The estimate of the prevalence of NAFLD is influenced by the choice of study population, the sample size, and the accuracy of the diagnostic modality used. Prior studies have reported a wide range for the prevalence of NAFLD in children, from < 2% to greater than > 80% depending on the study.5,6,7 For example, in a study of 181 children with obesity drawn from a general pediatrics clinic that predominantly served children of black race, the prevalence of NAFLD was 8%.19 Factors that may have accounted for a relatively low prevalence estimate included a lower severity of obesity in general pediatrics, lower rates of NAFLD in children of black race, and the use of ALT as the diagnostic tool.1 Studies that have used ALT to detect NAFLD, in general, have lower prevalence estimates. In contrast, a study of 84 children with obesity in a tertiary referral clinic in China reported a prevalence of NAFLD of 77%.20 The high prevalence was likely influenced by the smaller sample size, the greater severity of obesity, higher rates of NAFLD in Asian children, and the use of ultrasound as the diagnostic tool. In general, studies utilizing ultrasound as the diagnostic modality have higher prevalence estimates. In addition to the diagnostic modality utilized, sample size influences estimate of prevalence such that studies with small sample sizes tend to have extreme values (< 20% and > 50%) and those with sample sizes > 300 have prevalence estimates that are in between (20–40%).21, 22, 23 Therefore, our observed prevalence of NAFLD of 28.7% in children with obesity was consistent with expected prevalence given that our study included over 400 children selected from the general community and used MRI-PDFF as the diagnostic modality.9, 24, 25
NASPGHAN guidelines recommend ALT as the best screening test for NAFLD in children.4 These guidelines propose an ALT ≥ 80 U/L on initial screening or ALT greater than or equal to twice the upper limit of normal (ALT ≥ 44 U/L for females and ALT ≥ 52 U/L for males) on repeated screening as an indication for further evaluation.4, 26 The optimal cut-points from our study are lower than the current recommended evaluation points. In this study, we determined that ALT ≥ 30 U/L in females with obesity and ≥ 42 U/L in males with obesity provided a good diagnostic accuracy for determining the presence of NAFLD. Of note, these ALT levels are only slightly higher than the 95th percentile for all children. As demonstrated in the SAFETY study, for the general population including children with obesity, the 95th percentile for ALT was 26.0 U/L in females and 37.2 U/L in males.24 On one hand, strong diagnostic accuracy reinforces that ALT is an effective screening tool. It is worth noting that there is not another commonly available marker with equivalent diagnostic accuracy. Moreover, of the other laboratory values commonly obtained clinically, only insulin improved the classification of an individual child with obesity as having or not having NAFLD. However, ALT alone is not a sufficient diagnostic tool. No matter what threshold is used, some children with obesity and ALT levels above a given threshold will have reasons for liver chemistry elevation other than NAFLD. In addition, ALT remains unable to differentiate disease severity.27,28 Thus, for patient care purposes, ALT should be used as a screening tool and not as a diagnostic tool.

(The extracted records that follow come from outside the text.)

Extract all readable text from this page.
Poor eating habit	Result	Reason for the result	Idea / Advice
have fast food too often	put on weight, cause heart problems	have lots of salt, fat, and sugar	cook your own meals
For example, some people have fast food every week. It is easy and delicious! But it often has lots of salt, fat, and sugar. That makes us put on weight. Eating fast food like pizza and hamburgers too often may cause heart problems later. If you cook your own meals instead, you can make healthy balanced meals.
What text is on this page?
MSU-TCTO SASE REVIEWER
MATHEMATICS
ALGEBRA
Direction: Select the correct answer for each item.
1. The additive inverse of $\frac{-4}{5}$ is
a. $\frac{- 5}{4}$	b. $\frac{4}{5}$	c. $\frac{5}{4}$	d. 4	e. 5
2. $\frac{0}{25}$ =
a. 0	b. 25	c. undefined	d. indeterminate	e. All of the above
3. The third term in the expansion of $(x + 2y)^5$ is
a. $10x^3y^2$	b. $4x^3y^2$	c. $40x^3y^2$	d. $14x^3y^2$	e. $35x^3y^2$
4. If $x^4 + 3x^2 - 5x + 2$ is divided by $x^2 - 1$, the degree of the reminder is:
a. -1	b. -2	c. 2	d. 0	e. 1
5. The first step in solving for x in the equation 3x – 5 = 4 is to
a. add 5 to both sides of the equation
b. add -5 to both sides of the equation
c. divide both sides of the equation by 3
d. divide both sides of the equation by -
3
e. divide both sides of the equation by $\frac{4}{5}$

In this study, NAFLD was defined as an MRI-PDFF ≥ 5.0%, which is a threshold for hepatic steatosis that has been utilized in other studies.28,29 Because a non-invasive diagnostic tool for NAFLD is of broad interest, having a set point for dichotomous determination of NAFLD is appealing for clinicians and patients alike. The data from the current study demonstrate that the choice of cut-point used can have a large impact on whether an individual child is considered to have NAFLD. As multiple cut points have been used previously to delineate grade 0 from grade 1 steatosis, and no single MRI-PDFF has been proven to be diagnostic for pediatric NAFLD,9 we also examined multiple MRI-PDFF cut points to demonstrate the impact on estimated point prevalence. We observed large differences in estimated NAFLD prevalence in children with obesity resulted from changing the MRI-PDFF cut point by small increments; a decrease of 1.5 percentage points in PDFF cutoff (e.g., from 5.0% to 3.5% PDFF) resulted in an increase of estimated NAFLD prevalence from 28.7% to 53.2%. Moreover, response to treatment and natural history may be framed by the choice of MRI-PDFF cut point. Thus, as the field continues to increasingly utilize MRI-PDFF as a non-invasive diagnostic tool for NAFLD, it is imperative that there be more uniform criteria established for diagnostic thresholds.

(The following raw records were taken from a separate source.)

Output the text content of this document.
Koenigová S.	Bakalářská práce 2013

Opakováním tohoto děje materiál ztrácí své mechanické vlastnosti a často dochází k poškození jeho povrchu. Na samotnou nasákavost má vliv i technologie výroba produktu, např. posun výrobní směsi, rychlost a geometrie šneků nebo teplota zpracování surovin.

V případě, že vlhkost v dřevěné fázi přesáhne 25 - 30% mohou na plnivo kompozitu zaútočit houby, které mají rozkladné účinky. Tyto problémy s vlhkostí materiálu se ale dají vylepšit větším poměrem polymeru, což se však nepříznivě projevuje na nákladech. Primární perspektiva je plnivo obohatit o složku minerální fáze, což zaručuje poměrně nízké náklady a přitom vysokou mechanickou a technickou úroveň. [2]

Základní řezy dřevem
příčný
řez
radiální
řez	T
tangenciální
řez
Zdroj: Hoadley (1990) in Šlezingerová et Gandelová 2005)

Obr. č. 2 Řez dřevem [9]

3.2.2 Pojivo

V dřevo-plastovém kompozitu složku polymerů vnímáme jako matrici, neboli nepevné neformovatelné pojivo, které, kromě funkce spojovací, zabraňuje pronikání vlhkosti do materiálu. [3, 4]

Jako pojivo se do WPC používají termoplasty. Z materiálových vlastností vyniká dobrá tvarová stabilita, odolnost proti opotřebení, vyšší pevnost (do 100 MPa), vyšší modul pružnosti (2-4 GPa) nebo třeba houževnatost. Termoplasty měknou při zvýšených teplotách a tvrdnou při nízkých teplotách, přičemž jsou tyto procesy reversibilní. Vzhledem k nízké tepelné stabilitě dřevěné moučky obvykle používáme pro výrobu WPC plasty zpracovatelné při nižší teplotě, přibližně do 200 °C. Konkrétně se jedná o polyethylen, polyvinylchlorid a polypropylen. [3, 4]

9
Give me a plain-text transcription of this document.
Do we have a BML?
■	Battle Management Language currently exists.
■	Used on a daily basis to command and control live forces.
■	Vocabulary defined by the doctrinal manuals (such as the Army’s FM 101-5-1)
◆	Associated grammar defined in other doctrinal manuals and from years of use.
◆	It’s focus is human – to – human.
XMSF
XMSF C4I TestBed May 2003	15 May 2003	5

A major strength of this study was the large sample size and detailed phenotyping of the participants. Participants were obtained from a broad, community sample which decreased the selection bias present in a sample from a tertiary referral center. Additionally, the use of MRIPDFF provided an accurate, reproducible measure of hepatic steatosis. One study limitation was the lack of liver histology; however, this is not feasible for population-based epidemiology. Additionally, this study had a large prevalence of Hispanic children and thus may not represent all communities. We adjusted our prevalence estimates for ethnicity, but similar data from other regions would be useful.

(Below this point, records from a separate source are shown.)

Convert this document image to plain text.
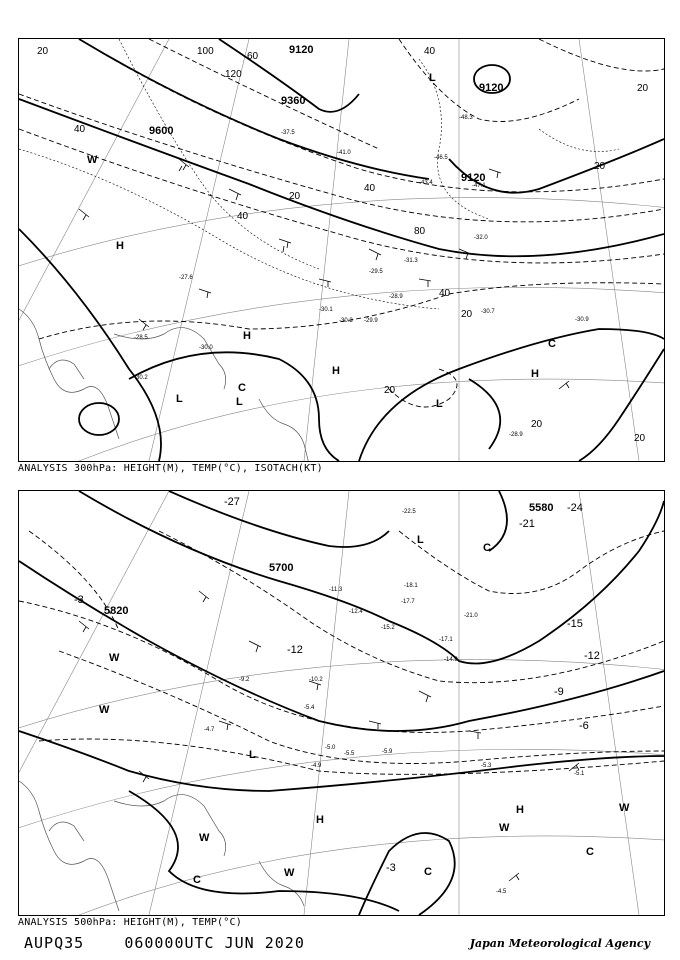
9600
9360
9120
9120
9120
20
40
60
80
100
120
40
20
40
40
20
20
20
40
20
20
20
H
H
H	H
L	L	L
L
C
C
W
-30.3
-30.1
-29.9	-30.9
-28.9
-31.3
-32.0
-29.5
-30.7
-47.1
-48.3
-46.5
-43.4
-41.0
-37.5
-30.0
-27.6
-28.9
-28.5
-30.2
ANALYSIS 300hPa: HEIGHT(M), TEMP(°C), ISOTACH(KT)
5700
5820
5580
-3
-12
-15
-12
-9
-6
-24
-21
-27
-3
H
H
L
L
C
C
C
C
W
W
W
W
W
W
-5.9
-5.5
-5.3
-5.1
-4.5
-4.9
-5.0
-11.3
-12.4
-17.1
-17.7
-18.1
-15.2
-21.0
-22.5
-14.9
-10.2
-9.2
-5.4
-4.7
ANALYSIS 500hPa: HEIGHT(M), TEMP(°C)
AUPQ35	060000UTC JUN 2020	Japan Meteorological Agency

NAFLD is common in children with obesity, but NAFLD and obesity are not concomitant. We estimate that in children with obesity, NAFLD is present in nearly one-third of boys and one-fourth of girls. These data should be useful for future initiatives in the treatment and prevention of NAFLD. Moreover, the study data highlight the need to develop standardized diagnostic cutoffs for MRI measured hepatic steatosis. Finally, we propose new, evidence based ALT thresholds for the detection of NAFLD derived from a community sample without prior knowledge of presence of liver disease.
Acknowledgments
Financial Support: The project was partially supported by the National Institutes of Health, Grants UL1TR000100 and UL1TR001442. The funders did not participate in the conduct of the study; collection, management, analysis, and interpretation of the data; and preparation of the manuscript. The content is solely the responsibility of the authors and does not necessarily represent the official views of the NIH.
Abbreviations used in this paper:
- ALT
alanine aminotransferase
- AST
aspartate aminotransferase
- BMI
Body mass index
- HDL
high-density lipoprotein
- NAFLD
nonalcoholic fatty liver disease
- PDFF
proton density fat fraction
- ROI
region of interest
- TG
triglyceride
Footnotes
Conflict of Interest: Michael Middleton, MD consults for Bracco, Kowa, Median, Merge Healthcare, Novo Nordisk, Quantitative Insights; is a stockholder with General Electric and Pfizer, and has grant funding from Gilead and Guerbet.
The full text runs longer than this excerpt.